1) Na continuação do trecho citado, sobre Tolstói e o estranhamento, a ostranenie, Piglia continua seguindo as palavras da vizinha Nina, que "fumava e bebia chá, um cigarro atrás do outro, uma xícara esverdeada atrás da outra do samovar prateado" (é possível definir esse "cigarro atrás do outro" e esse "samovar" da vizinha russa como clichês? Até que ponto Piglia está jogando com as expectativas e os sinais recorrentes do gênero detetivesco, descuidado de propósito, como a "língua tosca" de Roberto Arlt, autor sempre tão colado à poética de Piglia? Pois tudo isso surge logo depois de comentar uma passagem de Tolstói que precisamente escapa do esperado - "esse detalhe liquidava toda metafísica", diz Nina, reporta Renzi, escreve Piglia, sobre uma crônica que Tolstói escreveu sobre a execução de um camponês - e gera sem dúvida um contraste a aparição desse "samovar" e desse "cigarro atrás do outro").

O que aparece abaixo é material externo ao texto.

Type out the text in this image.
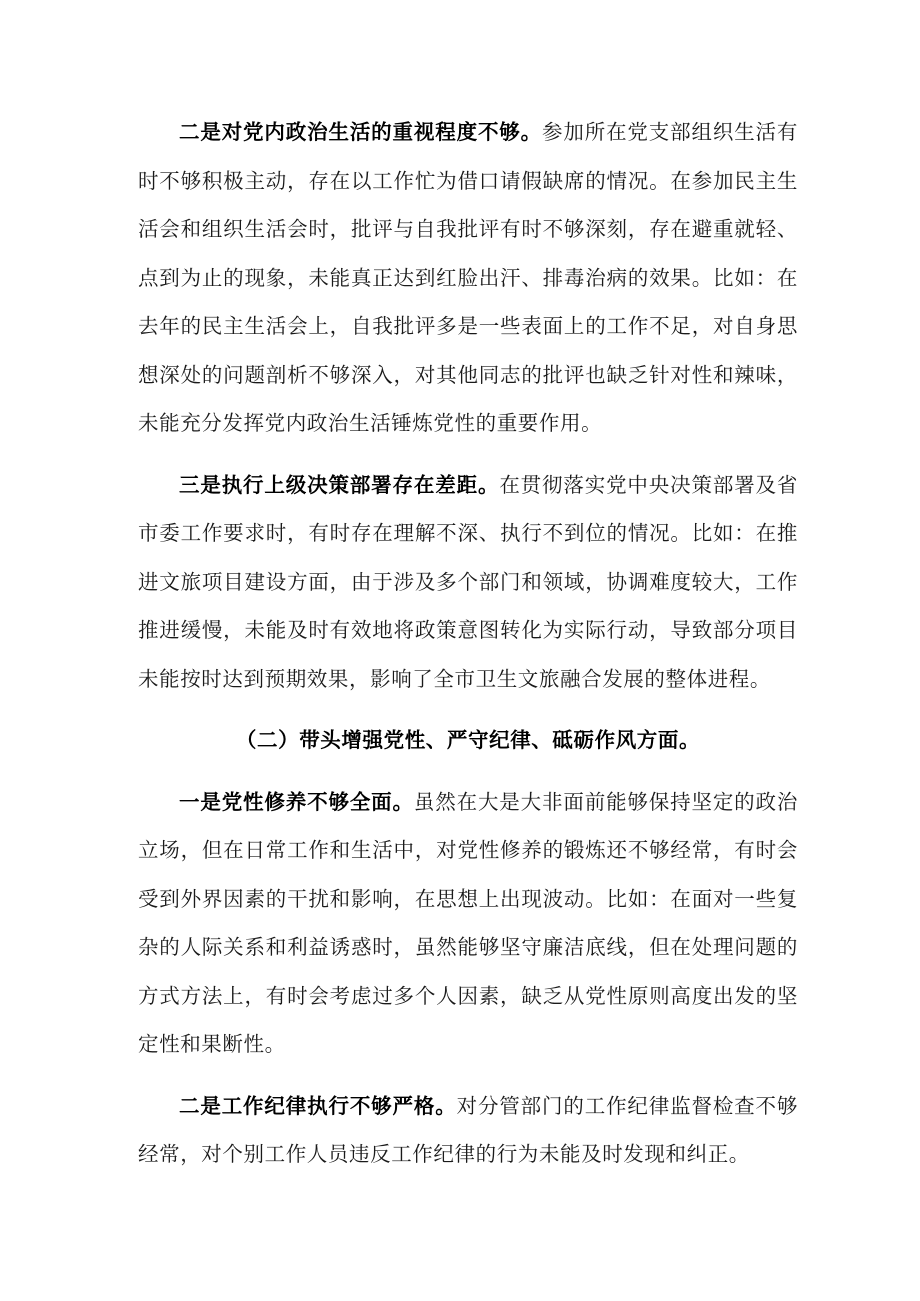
二是对党内政治生活的重视程度不够。参加所在党支部组织生活有时不够积极主动，存在以工作忙为借口请假缺席的情况。在参加民主生活会和组织生活会时，批评与自我批评有时不够深刻，存在避重就轻、点到为止的现象，未能真正达到红脸出汗、排毒治病的效果。比如：在去年的民主生活会上，自我批评多是一些表面上的工作不足，对自身思想深处的问题剖析不够深入，对其他同志的批评也缺乏针对性和辣味，未能充分发挥党内政治生活锤炼党性的重要作用。

三是执行上级决策部署存在差距。在贯彻落实党中央决策部署及省市委工作要求时，有时存在理解不深、执行不到位的情况。比如：在推进文旅项目建设方面，由于涉及多个部门和领域，协调难度较大，工作推进缓慢，未能及时有效地将政策意图转化为实际行动，导致部分项目未能按时达到预期效果，影响了全市卫生文旅融合发展的整体进程。

（二）带头增强党性、严守纪律、砥砺作风方面。

一是党性修养不够全面。虽然在大是大非面前能够保持坚定的政治立场，但在日常工作和生活中，对党性修养的锻炼还不够经常，有时会受到外界因素的干扰和影响，在思想上出现波动。比如：在面对一些复杂的人际关系和利益诱惑时，虽然能够坚守廉洁底线，但在处理问题的方式方法上，有时会考虑过多个人因素，缺乏从党性原则高度出发的坚定性和果断性。

二是工作纪律执行不够严格。对分管部门的工作纪律监督检查不够经常，对个别工作人员违反工作纪律的行为未能及时发现和纠正。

2) E continua: "Tolstói lutou contra a indomável profundidade demoníaca da língua materna, descrevendo os mínimos detalhes que subsistiam sob a crosta metafísica, e assim evitou a armadilha da obscura profundidade religiosa da linguagem. Seu verdadeiro discípulo foi Wittgenstein! O que não pode ser dito não se diz" (p. 88). Aqui a coisa fica mais sutil, e Piglia vai de Arlt a Borges, como tem feito desde Respiração artificial - isso porque a leitura que Nina faz de Tolstói parte de Wittgenstein, ainda que ele apareça como termo final; ou seja, é a obra de Wittgenstein que permite ler Tolstói a partir dessa luta sob "a crosta metafísica" da linguagem, é Wittgenstein quem cria seus próprios precursores.

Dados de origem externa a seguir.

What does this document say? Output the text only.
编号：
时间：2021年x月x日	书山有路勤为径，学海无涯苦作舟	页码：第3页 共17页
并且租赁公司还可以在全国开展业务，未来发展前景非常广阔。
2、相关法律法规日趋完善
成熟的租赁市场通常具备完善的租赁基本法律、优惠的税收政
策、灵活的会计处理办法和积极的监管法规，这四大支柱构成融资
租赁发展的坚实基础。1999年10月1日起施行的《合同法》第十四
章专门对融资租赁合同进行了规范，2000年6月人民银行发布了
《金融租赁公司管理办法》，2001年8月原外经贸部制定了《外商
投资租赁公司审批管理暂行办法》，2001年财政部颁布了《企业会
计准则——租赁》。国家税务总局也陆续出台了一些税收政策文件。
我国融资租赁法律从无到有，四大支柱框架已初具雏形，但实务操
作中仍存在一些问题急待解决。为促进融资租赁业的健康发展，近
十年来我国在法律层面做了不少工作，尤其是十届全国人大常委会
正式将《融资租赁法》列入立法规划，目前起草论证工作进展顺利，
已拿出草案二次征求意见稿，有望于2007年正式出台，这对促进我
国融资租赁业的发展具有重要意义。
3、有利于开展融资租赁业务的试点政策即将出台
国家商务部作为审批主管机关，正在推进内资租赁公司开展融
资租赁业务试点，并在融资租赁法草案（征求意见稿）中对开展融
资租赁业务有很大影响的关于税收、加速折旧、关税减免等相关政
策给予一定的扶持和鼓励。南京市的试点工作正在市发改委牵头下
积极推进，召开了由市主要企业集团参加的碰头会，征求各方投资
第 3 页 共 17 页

3) Piglia volta ao contato de Tolstói com Wittgenstein mais adiante, depois de ler o Manifesto divulgado pelo terrorista: "Com essa metáfora grega [Prometeu] se encerrava o Manifesto, do qual mostrei apenas uma breve síntese. Não era o primeiro a falar desse modo. Nina, que tinha estudado a influência de Tolstói em Wittgenstein, lembrou a postura do autor do Tractatus: 'Não é absurdo acreditar, por exemplo, que a era da ciência e da tecnologia é o princípio do fim da humanidade', escrevera. 'Meu modo de pensar não é desejável nesta época, devo me esforçar e nadar contra a corrente. Talvez dentro de cem anos as pessoas aceitem essas ideias'. Acho esse 'por exemplo' delicioso, disse Nina" (p. 135). (Sabe-se, por exemplo, que Wittgenstein declarou não ter cometido suicídio durante a I Guerra Mundial por conta da leitura de Tolstói).